Among the wide diverse psychrotrophic microbiome, various bio-inoculants enriched with PGP potential can be used to enhance crop production by assisting nitrogen fixation, stimulating phytohormones and release of siderophores, and facilitating solubilization and uptake of minerals like phosphorus, potassium, and zinc, by expressing antagonistic activity against plant pathogens as a biocontrol agent, or by inducing resistance against the pathogen. Psychrophiles can also be used for biodegradation of agricultural residues and wastes. Other studies developed microbial consortium comprised of three bacterial species, namely, Eupenicillium crustaceum, Paceliomyces sp., and Bacillus atrophaeus, for degradation of agricultural residues and the use of generated compost for enhancing soil fertility (Ajar et al. 2017; Shukla et al. 2016). Antifreeze proteins are also used for cryopreservation and improving quality of frozen food. Moreover, a soil actinomycete has been identified as Streptomyces sp. which produced antibiotics showing toxicity against many gram-positive bacteria at low temperatures (Ogata et al. 1971).

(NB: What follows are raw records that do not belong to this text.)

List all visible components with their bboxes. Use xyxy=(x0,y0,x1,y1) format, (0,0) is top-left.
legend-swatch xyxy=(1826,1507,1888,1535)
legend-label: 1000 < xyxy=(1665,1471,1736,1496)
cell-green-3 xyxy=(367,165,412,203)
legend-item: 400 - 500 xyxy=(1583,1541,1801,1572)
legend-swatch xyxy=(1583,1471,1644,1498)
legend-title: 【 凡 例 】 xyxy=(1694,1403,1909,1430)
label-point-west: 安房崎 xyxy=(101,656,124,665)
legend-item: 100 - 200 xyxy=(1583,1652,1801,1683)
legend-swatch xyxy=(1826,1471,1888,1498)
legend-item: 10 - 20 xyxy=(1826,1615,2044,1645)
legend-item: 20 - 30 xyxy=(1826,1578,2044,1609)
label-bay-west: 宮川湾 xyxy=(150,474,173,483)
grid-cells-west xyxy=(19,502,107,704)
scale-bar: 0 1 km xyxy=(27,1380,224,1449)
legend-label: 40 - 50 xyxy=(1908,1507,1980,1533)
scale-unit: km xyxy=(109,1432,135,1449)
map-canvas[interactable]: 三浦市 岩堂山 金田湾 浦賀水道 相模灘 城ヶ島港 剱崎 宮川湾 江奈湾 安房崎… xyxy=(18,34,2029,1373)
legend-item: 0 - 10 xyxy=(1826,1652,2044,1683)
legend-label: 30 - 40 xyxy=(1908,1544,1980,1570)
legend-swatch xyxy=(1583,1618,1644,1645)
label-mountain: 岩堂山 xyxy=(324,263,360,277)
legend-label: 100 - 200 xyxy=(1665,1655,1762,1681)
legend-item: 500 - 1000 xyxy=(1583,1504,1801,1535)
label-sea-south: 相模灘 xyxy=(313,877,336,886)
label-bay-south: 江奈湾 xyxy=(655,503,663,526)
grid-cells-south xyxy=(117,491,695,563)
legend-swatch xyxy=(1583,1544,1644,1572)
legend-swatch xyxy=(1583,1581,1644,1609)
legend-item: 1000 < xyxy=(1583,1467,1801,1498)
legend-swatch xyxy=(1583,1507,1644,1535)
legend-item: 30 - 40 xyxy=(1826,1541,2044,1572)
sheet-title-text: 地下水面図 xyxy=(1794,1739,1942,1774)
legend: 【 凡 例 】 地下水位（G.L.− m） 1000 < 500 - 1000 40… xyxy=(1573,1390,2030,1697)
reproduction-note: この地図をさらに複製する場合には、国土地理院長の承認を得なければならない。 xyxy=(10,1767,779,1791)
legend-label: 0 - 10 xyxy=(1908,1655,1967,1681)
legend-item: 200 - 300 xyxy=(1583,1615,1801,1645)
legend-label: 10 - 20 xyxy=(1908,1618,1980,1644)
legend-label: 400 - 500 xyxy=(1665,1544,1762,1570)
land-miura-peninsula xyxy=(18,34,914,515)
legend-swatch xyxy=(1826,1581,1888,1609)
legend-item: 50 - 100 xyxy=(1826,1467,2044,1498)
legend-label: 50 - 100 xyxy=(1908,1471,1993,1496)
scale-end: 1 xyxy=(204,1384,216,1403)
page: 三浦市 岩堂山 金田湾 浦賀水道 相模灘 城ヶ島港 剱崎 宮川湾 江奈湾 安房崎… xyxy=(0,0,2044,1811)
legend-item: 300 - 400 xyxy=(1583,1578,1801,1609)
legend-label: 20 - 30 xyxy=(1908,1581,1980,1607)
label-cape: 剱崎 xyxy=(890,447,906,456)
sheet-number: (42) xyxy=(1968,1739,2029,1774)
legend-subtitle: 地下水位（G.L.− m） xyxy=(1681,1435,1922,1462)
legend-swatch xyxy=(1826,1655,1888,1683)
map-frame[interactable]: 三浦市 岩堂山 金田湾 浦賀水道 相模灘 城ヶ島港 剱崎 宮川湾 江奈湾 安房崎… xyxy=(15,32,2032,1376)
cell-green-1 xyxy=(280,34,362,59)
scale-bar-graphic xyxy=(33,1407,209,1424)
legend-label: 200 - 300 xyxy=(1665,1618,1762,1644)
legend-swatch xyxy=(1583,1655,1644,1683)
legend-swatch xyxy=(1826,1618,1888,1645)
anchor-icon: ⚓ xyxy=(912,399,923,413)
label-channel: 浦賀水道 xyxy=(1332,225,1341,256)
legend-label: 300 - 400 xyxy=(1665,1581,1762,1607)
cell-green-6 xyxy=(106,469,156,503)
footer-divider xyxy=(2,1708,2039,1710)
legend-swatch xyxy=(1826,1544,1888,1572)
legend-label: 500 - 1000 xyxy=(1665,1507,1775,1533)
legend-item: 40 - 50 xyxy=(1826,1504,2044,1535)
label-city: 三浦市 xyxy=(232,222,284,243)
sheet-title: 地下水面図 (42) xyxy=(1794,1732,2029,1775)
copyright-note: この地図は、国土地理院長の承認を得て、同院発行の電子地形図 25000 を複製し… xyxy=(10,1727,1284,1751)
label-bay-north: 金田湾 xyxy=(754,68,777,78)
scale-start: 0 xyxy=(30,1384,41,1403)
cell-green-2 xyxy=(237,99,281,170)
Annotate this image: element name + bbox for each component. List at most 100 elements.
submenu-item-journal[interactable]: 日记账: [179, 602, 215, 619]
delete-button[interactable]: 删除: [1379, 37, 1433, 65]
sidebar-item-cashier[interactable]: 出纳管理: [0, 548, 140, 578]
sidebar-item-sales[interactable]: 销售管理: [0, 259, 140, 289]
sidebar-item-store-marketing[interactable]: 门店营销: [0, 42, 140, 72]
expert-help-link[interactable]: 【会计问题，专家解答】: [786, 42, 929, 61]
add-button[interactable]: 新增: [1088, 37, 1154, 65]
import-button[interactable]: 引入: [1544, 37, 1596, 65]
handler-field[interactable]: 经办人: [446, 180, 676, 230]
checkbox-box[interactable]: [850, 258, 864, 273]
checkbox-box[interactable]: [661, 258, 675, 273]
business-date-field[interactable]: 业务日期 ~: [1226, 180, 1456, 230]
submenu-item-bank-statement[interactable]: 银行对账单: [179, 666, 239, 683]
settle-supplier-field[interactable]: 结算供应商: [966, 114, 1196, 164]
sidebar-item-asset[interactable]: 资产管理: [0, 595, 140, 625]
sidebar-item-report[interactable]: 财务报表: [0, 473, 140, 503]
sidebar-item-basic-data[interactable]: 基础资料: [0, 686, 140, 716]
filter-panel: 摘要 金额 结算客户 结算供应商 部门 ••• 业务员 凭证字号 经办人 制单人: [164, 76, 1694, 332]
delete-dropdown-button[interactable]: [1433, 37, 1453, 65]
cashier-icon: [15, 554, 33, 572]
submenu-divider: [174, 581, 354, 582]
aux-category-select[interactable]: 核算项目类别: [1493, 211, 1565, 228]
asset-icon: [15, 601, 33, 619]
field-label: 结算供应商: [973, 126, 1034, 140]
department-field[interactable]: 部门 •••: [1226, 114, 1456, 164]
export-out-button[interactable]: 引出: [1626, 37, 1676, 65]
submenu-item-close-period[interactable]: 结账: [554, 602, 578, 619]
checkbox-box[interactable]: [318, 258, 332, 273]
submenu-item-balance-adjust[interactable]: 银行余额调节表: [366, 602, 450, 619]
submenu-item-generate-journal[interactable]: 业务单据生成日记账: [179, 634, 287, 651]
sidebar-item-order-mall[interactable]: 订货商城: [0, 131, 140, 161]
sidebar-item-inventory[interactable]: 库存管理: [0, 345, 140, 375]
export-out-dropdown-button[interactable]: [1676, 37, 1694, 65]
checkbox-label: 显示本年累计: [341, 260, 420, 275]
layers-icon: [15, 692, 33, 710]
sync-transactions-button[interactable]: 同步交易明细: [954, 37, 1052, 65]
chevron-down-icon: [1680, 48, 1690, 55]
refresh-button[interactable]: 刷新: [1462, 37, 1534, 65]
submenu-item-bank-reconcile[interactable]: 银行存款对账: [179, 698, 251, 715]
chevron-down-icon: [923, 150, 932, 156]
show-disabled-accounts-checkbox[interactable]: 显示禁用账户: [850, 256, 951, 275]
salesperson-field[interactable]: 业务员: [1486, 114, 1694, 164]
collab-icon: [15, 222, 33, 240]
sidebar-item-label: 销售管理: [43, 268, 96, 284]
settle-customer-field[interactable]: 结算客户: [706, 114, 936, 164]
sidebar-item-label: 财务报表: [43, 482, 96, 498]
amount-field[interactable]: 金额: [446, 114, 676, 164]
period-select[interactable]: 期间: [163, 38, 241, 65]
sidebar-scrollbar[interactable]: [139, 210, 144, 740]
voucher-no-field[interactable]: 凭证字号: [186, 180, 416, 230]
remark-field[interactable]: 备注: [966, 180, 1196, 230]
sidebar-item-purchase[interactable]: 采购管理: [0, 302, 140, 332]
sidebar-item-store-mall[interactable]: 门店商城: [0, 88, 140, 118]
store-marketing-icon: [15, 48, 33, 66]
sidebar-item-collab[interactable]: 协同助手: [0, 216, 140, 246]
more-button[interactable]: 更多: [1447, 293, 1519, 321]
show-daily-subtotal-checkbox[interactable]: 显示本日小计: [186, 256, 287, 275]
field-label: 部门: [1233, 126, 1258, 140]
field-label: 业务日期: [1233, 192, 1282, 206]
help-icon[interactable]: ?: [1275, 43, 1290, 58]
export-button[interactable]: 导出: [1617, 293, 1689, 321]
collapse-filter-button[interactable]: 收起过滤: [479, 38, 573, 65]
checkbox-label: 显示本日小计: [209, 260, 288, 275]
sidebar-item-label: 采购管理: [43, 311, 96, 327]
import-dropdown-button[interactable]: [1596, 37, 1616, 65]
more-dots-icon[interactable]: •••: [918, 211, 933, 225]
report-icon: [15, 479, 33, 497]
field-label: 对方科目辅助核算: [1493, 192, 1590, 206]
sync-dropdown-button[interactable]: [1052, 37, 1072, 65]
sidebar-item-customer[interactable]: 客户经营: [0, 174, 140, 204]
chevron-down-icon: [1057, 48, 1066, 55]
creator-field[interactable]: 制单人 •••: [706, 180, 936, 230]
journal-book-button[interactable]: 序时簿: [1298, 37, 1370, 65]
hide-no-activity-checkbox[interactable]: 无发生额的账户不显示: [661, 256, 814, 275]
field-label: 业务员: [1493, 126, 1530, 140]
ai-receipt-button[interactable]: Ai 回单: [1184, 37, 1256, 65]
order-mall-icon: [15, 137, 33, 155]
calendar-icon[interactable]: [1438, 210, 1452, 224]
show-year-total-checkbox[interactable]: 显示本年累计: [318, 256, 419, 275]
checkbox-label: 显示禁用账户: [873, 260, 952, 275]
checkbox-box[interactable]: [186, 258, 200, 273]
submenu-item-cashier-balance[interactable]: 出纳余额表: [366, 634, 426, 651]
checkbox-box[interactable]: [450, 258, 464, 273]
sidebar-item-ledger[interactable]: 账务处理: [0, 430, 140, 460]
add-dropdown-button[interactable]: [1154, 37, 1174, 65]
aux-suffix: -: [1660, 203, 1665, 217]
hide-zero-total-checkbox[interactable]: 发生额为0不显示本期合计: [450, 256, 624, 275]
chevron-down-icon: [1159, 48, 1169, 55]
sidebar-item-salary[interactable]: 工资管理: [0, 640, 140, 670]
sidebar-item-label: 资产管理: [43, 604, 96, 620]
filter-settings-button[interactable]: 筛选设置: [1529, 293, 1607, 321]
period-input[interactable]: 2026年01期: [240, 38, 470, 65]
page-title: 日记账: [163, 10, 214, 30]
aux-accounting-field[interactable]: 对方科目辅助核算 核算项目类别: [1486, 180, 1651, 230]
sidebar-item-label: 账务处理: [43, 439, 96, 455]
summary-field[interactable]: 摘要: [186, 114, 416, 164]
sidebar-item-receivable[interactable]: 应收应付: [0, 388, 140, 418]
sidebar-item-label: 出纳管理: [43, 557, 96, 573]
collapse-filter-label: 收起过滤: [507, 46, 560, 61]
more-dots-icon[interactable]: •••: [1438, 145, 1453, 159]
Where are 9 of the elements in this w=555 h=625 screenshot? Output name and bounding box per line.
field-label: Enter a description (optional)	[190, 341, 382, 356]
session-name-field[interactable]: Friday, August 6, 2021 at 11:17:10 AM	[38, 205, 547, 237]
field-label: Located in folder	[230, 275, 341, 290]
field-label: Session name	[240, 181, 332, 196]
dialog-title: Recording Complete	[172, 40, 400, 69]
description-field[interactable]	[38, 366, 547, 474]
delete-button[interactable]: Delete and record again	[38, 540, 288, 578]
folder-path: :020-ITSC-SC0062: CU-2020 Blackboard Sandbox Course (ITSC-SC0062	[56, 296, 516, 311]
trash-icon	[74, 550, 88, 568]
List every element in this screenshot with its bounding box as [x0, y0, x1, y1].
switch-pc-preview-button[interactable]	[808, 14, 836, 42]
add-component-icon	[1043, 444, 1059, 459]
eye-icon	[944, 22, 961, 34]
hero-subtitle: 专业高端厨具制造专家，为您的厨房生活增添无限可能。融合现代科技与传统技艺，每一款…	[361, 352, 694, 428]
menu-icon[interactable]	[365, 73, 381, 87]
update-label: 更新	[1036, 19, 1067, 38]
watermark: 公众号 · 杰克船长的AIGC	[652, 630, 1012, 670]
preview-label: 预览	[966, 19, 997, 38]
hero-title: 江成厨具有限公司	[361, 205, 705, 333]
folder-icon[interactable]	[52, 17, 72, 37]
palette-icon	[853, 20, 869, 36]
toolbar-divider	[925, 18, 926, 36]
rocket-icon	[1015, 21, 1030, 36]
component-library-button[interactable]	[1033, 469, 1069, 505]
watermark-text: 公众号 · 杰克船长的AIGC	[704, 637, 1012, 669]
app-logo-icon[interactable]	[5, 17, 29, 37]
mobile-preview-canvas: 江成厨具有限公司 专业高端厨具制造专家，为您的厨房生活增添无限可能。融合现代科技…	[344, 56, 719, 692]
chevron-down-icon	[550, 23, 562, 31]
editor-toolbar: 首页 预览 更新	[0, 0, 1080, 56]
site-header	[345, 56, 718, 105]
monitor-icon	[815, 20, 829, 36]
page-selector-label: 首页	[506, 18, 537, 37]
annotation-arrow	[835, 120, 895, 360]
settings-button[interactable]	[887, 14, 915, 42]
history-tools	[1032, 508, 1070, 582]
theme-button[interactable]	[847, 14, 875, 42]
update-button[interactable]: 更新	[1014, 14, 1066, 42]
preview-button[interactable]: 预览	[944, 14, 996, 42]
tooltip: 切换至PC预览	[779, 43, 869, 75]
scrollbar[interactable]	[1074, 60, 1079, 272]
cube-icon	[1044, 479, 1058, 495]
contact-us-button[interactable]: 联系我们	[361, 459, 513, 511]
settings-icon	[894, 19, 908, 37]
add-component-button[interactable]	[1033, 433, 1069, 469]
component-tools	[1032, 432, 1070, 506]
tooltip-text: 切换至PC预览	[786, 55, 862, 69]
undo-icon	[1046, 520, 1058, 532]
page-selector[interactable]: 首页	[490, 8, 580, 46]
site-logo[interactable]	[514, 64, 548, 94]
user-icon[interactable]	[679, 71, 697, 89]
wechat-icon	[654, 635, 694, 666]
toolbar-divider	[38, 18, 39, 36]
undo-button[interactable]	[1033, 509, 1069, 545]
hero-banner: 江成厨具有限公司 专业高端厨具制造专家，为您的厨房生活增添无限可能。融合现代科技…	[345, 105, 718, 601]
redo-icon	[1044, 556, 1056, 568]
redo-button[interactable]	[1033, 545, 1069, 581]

6.7 Conclusion and Future Prospectives

Psychrophiles are of great importance in agriculture and industrial biotechnology. Although several researches have been successful in exploring cold-tolerant microbes and their derivatives, still, much is to be explored with diversity in cold-tolerant microbes. In many hill agriculture regions, cold temperatures and less fertile soils are two major challenges. Under cold temperature, soils are acidic and phosphorus-deficient, limiting crop productivity. In such areas, green biotechnology has a great impact on agricultural productivity of small farm holders and their economies. Several efforts have been made by the scientific community to increase crop productivity through application of bio-inoculants. However, current biofertilizers used in cold climates have been found ineffective. The results obtained so far indicate that cold-tolerant or cold-loving microbes are more effective as compared to general biofertilizers. But still, much work is needed to explore more diversity of psychrophiles and finally achieve the desired bio-inoculant formulations which could perform efficiently under cold climate conditions.

Likewise, microbial symbionts associated with plants growing at low temperature are also required to explore the management of cold stresses under natural environment. In addition, we suggest further research to explain symbiotic mechanism for applying microbial species in general condition. A promising approach in this research area is the use of metagenomics sequencing to identify potential symbionts and their metabolic characteristics. We recommend exploring yeast endophytes or unicellular algae in cold environment, as they are majorly reported in symbiotic mechanism. We also recommend the study on secondary metabolites of symbiotic microbes associated with cold-tolerant plants for producing antimicrobial compounds and ameliorating chilling and freezing events in plants.